Carrefour des lecteurs

Qui promet le mieux pour lutter contre le myriophylle à épi?

Voici une situation environnementale extrêmement délicate et préoccupante. Et, en ces temps de «course politique», elle pourrait bien représenter un enjeu électoral et une belle occasion d’en connaître plus sur les stratégies environnementales de nos différents partis.

Bref, qui de nos prochains élus saura promettre sérieusement aux Québécois une aide monétaire, technique et durable dans le contrôle et l’éradication de cette dangereuse plante envahissante – le myriophylle à épi (on la surnomme «la plante zombie») – qui provoque déjà des perturbations inquiétantes pour un grand nombre de lacs et pour de potentiels autres plans d’eau, et cela, dans plusieurs régions du Québec.

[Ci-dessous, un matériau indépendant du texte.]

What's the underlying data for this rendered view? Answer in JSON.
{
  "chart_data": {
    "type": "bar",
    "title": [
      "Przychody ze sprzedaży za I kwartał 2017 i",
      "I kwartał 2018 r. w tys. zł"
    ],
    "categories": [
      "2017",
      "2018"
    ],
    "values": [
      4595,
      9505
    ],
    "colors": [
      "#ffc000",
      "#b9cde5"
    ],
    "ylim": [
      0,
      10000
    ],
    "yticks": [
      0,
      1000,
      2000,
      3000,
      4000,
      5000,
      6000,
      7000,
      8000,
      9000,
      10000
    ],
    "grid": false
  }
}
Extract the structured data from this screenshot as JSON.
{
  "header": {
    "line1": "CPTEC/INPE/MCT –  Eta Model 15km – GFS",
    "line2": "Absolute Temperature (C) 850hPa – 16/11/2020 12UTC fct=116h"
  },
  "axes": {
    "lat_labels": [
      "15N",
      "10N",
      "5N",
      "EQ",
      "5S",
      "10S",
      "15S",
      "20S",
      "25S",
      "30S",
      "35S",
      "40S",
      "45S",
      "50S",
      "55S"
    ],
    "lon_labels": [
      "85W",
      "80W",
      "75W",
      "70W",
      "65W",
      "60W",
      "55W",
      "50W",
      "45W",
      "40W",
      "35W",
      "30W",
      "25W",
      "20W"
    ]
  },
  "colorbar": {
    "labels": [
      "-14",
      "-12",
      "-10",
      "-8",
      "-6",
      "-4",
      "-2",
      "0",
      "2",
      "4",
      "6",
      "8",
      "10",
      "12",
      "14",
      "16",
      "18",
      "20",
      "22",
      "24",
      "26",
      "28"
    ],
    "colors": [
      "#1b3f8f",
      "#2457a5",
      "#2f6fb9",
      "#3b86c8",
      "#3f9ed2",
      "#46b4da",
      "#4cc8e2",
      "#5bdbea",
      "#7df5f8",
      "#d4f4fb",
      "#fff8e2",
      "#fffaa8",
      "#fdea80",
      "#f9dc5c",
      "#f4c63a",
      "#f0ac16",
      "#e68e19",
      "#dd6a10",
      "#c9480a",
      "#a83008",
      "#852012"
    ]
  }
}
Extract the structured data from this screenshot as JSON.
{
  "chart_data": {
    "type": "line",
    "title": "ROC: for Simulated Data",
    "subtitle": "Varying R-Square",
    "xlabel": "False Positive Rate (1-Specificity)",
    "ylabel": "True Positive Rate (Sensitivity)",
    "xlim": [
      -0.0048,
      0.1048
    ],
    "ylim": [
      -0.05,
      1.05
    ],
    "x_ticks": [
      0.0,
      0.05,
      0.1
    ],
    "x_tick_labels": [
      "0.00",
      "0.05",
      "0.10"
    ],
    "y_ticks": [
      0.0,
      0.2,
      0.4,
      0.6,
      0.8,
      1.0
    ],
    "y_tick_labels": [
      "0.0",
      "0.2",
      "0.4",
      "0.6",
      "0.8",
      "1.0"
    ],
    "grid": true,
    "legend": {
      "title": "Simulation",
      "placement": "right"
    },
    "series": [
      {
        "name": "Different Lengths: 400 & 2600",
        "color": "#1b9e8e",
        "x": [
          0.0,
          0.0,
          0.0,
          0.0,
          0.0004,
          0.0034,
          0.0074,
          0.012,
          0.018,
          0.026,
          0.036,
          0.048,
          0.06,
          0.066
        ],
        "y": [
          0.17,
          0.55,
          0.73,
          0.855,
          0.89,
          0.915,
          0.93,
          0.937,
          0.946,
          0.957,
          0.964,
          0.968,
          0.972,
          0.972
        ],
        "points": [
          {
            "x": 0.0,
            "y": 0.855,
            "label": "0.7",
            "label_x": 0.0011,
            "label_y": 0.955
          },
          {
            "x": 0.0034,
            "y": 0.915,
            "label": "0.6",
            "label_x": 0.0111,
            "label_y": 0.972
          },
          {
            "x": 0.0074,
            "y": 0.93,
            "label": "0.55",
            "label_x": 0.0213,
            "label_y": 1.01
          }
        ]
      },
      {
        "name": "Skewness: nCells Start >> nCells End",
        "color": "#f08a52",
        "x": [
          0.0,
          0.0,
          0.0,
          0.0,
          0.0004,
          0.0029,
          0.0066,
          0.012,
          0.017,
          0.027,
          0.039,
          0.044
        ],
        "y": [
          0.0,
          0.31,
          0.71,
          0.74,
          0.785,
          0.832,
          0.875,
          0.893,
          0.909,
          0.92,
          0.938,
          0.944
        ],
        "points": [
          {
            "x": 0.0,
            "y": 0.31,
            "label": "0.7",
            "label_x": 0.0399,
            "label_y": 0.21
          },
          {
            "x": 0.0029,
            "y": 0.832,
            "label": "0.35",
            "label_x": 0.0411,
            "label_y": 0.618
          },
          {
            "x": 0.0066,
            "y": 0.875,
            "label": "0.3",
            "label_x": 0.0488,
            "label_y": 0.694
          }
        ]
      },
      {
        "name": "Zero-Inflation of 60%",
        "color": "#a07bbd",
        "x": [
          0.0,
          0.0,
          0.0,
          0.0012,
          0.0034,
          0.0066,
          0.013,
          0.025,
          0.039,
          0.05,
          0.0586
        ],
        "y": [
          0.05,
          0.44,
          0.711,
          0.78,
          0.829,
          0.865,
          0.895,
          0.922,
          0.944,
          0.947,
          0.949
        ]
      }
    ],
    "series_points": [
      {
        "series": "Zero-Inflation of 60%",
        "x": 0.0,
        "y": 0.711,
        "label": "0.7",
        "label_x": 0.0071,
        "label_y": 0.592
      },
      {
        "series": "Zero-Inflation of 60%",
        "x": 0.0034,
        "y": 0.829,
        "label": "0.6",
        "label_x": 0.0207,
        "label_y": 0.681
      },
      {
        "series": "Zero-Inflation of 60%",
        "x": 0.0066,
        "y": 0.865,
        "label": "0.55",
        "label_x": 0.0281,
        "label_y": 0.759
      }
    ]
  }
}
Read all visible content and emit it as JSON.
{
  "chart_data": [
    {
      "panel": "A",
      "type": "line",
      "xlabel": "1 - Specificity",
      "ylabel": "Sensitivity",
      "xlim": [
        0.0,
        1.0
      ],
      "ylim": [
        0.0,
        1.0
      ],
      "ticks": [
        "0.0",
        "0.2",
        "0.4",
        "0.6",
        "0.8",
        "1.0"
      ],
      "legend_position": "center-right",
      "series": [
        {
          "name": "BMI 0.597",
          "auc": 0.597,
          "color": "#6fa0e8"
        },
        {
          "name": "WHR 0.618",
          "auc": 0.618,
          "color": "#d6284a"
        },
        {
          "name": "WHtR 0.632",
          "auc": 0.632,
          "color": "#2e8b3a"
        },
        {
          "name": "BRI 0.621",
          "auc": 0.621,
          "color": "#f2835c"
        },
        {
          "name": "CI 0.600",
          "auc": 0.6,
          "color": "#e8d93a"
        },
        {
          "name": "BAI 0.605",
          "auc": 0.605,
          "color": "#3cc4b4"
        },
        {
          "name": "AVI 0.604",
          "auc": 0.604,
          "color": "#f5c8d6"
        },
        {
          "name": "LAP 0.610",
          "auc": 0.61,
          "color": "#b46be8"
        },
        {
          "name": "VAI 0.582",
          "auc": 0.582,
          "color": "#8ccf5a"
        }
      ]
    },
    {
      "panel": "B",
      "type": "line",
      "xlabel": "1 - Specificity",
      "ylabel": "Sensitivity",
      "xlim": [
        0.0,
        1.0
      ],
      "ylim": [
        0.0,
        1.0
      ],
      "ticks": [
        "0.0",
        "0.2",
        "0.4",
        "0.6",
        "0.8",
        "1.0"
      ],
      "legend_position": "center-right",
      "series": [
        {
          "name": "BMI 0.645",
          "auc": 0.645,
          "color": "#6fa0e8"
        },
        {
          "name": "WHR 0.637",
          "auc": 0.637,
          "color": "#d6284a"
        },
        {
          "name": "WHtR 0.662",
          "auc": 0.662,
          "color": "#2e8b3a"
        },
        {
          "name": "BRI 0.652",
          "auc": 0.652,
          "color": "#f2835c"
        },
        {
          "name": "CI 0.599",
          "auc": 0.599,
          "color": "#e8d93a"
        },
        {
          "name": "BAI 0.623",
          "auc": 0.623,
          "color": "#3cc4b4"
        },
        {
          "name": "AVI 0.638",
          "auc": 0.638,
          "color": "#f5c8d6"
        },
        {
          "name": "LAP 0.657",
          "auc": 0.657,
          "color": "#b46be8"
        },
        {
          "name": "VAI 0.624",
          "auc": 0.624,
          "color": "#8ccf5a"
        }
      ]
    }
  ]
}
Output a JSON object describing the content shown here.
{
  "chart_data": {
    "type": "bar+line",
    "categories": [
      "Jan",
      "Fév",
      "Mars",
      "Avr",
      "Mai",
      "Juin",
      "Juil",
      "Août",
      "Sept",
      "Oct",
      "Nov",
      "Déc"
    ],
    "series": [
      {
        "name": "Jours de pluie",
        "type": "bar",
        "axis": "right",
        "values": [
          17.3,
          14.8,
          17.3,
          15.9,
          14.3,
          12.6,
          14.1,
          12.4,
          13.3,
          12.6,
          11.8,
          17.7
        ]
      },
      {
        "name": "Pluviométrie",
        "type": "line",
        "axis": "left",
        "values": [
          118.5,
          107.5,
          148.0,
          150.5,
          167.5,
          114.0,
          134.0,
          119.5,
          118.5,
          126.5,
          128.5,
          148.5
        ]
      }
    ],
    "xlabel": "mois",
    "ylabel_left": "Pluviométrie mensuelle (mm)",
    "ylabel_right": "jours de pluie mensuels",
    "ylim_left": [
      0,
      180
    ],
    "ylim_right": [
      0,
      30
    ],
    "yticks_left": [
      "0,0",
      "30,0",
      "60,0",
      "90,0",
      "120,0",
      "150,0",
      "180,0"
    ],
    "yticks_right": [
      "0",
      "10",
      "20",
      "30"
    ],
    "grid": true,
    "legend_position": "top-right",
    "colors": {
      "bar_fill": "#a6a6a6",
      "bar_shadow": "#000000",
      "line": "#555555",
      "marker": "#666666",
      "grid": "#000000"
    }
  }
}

À propos de problématiques en environnement naturel – particulièrement dans nos écosystèmes aquatiques – je repense aux fameuses et répandues algues bleues. Quelle est la situation actuelle de cette plante maudite si «médiatisée», il y a quelques années à peine? Comment s’étaient déroulées les aides gouvernementales dans ce dossier?

Dans un autre registre de la même symphonie, n’oublions pas de garder un œil sur nos dirigeants et sur leurs réelles intentions et actions pour arrêter l’envahissement – tout aussi spectaculaire que dramatique – des poissons nommés «carpes asiatiques». Quoique dans ce cas-ci, les élus et dirigeants de différents paliers de gouvernement (canadien et américain) semblent plus «économiquement» nerveux et donc plus coopératifs. À suivre...

Jacques Lambert

Saint-Barnabé

Kapibouska Emilie Nault-Simard, collaboration speciale intro

Saint-Tite, l’incontournable

Dernièrement, j’ai pris plaisir à me promener dans le Village Western Kapibouska, situé en face de la microbrasserie À la Fût, à Saint-Tite.

Bravo aux deux instigateurs, soit l’ex-maire André Léveillé et Philippe Dumais, membre fondateur de À la Fût. J’ai été très agréablement surpris par la qualité non seulement des installations, mais aussi des dépliants publicitaires.

En plus d’assister à une pièce de théâtre, «Gunfight», on est invité à des tours guidés: soit, l’usine des bottes Boulet, les nouvelles installations de la microbrasserie et la Face cachée du rodéo. On doit se procurer des billets à un coût minime, pour ces visites. L’entrée au Village est gratuite.

Ce projet qui en est qu’à ses débuts deviendra vite un incontournable.